A 2015 government study reported that one in five females in the U.S. are Latinas. They comprise the nation's largest ethnic minority. Twenty-five percent of females in public schools are Latina, and more are college educated than ever before. Latina numbers will continue to grow. By 2030, one-third of the female population in the U.S. will be Latina.
Latinas own more than 1 million businesses in the U.S. and of all U.S. women-owned businesses, one in ten are owned by a Latina. Their growth was more than double the growth of women-owned business between 1997-2014. In 2014, businesses owned by Latinas employed over 400,000 individuals and they poured in over $71 billion to the nation's economy.
A business model popular among Latinas is the "non-employer" business. With low barriers to entry and high flexibility, it comprises 93% of Latina businesses. Entrepreneurs utilizing this model include real estate agents, salespeople, independent contractors, and others who run businesses from their homes.
While underrepresented in the professions, Latinas are making progress. Latinas comprise 6.7% of female lawyers and 7.5% of female physicians (the latter is the greatest growth of any other group of women between
In all managerial professions, women were underrepresented at 38%. But Latinas grew from 6.3% to 9.5% in the time period 2004-2014 (a 30% increase) which was a larger advance than any other female group.
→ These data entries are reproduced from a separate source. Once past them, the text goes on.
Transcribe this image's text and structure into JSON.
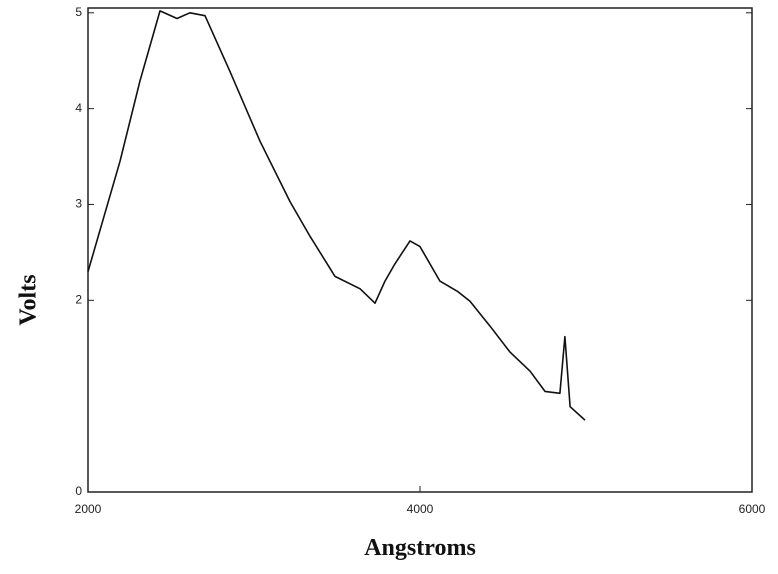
{
  "chart_data": {
    "type": "line",
    "x_label": "Angstroms",
    "y_label": "Volts",
    "xlim": [
      2000,
      6000
    ],
    "xticks": [
      2000,
      4000,
      6000
    ],
    "ylim": [
      0,
      5.05
    ],
    "yticks": [
      0,
      2,
      3,
      4,
      5
    ],
    "series": [
      {
        "color": "#111111",
        "x": [
          2000,
          2193,
          2313,
          2434,
          2536,
          2614,
          2705,
          2855,
          3036,
          3217,
          3337,
          3488,
          3639,
          3729,
          3789,
          3849,
          3940,
          4000,
          4120,
          4229,
          4301,
          4422,
          4542,
          4663,
          4753,
          4843,
          4873,
          4904,
          4994
        ],
        "values": [
          2.3,
          3.45,
          4.29,
          5.02,
          4.94,
          5.0,
          4.97,
          4.39,
          3.66,
          3.03,
          2.67,
          2.25,
          2.12,
          1.97,
          2.2,
          2.38,
          2.62,
          2.56,
          2.2,
          2.09,
          1.99,
          1.73,
          1.46,
          1.26,
          1.05,
          1.03,
          1.62,
          0.89,
          0.75
        ]
      }
    ]
  }
}
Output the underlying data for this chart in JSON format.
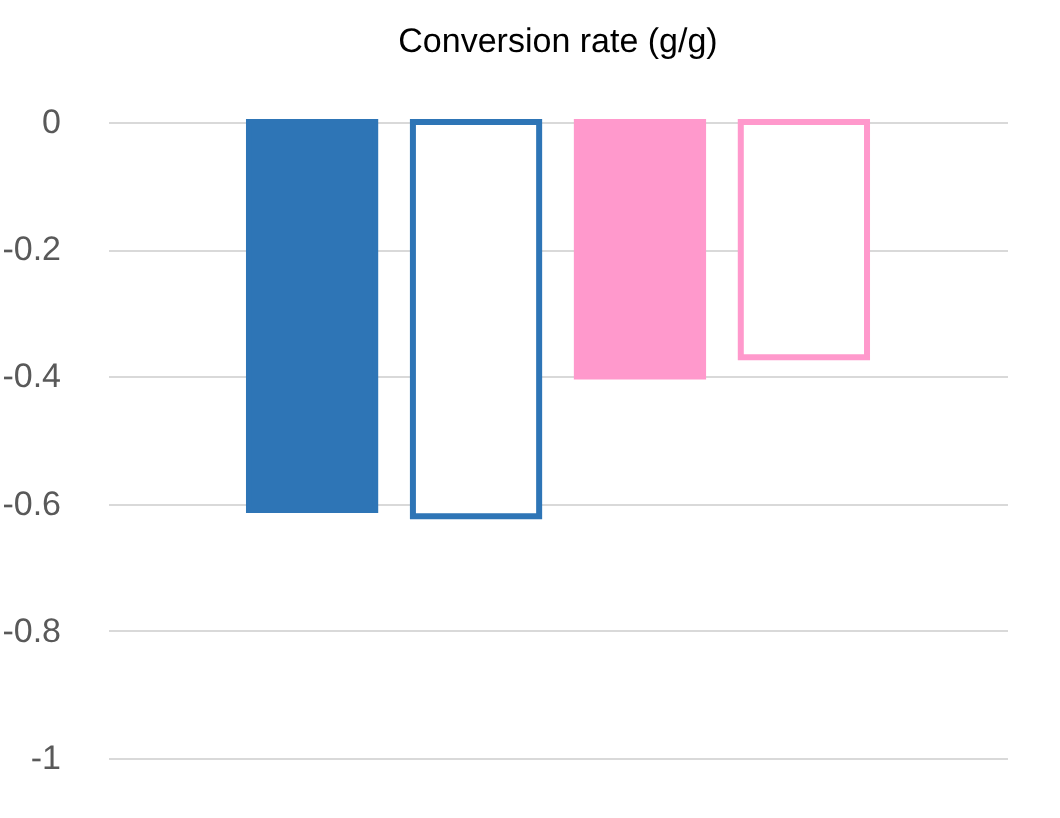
{
  "chart_data": {
    "type": "bar",
    "title": "Conversion rate (g/g)",
    "categories": [
      null,
      null,
      null,
      null
    ],
    "values": [
      -0.61,
      -0.62,
      -0.4,
      -0.37
    ],
    "colors": [
      "#2e75b6",
      "#2e75b6",
      "#ff99cc",
      "#ff99cc"
    ],
    "ylim": [
      -1,
      0
    ],
    "yticks": [
      {
        "value": 0,
        "label": "0"
      },
      {
        "value": -0.2,
        "label": "-0.2"
      },
      {
        "value": -0.4,
        "label": "-0.4"
      },
      {
        "value": -0.6,
        "label": "-0.6"
      },
      {
        "value": -0.8,
        "label": "-0.8"
      },
      {
        "value": -1,
        "label": "-1"
      }
    ],
    "grid": "y"
  }
}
Women, as a whole, continue to be underrepresented in the C-suite, the top of the managerial ladder. In 2014, only 4.3% of female CEOs were Latinas. Latinas' upward advance to the top eschelons has been stalled since 2007 at less than 1% of boardroom seats at Fortune 500 companies. Because the top positions are typically filled from within, Latinas will find their best chances are to begin early on to find their way into professional occupations.
Meanwhile, Latinas' presence in the small business arena are where they continue to excel, and that's good for the nation because small business is the life blood of our nation's economy.
Source: Fulfilling America's Future: Latinas in the U.S., 2015 by Patricia Gandara, Professor of Education, UCLA and Co-Director, The Civil Rights Project and The White House Initiative on Educational Excellence for Hispanics.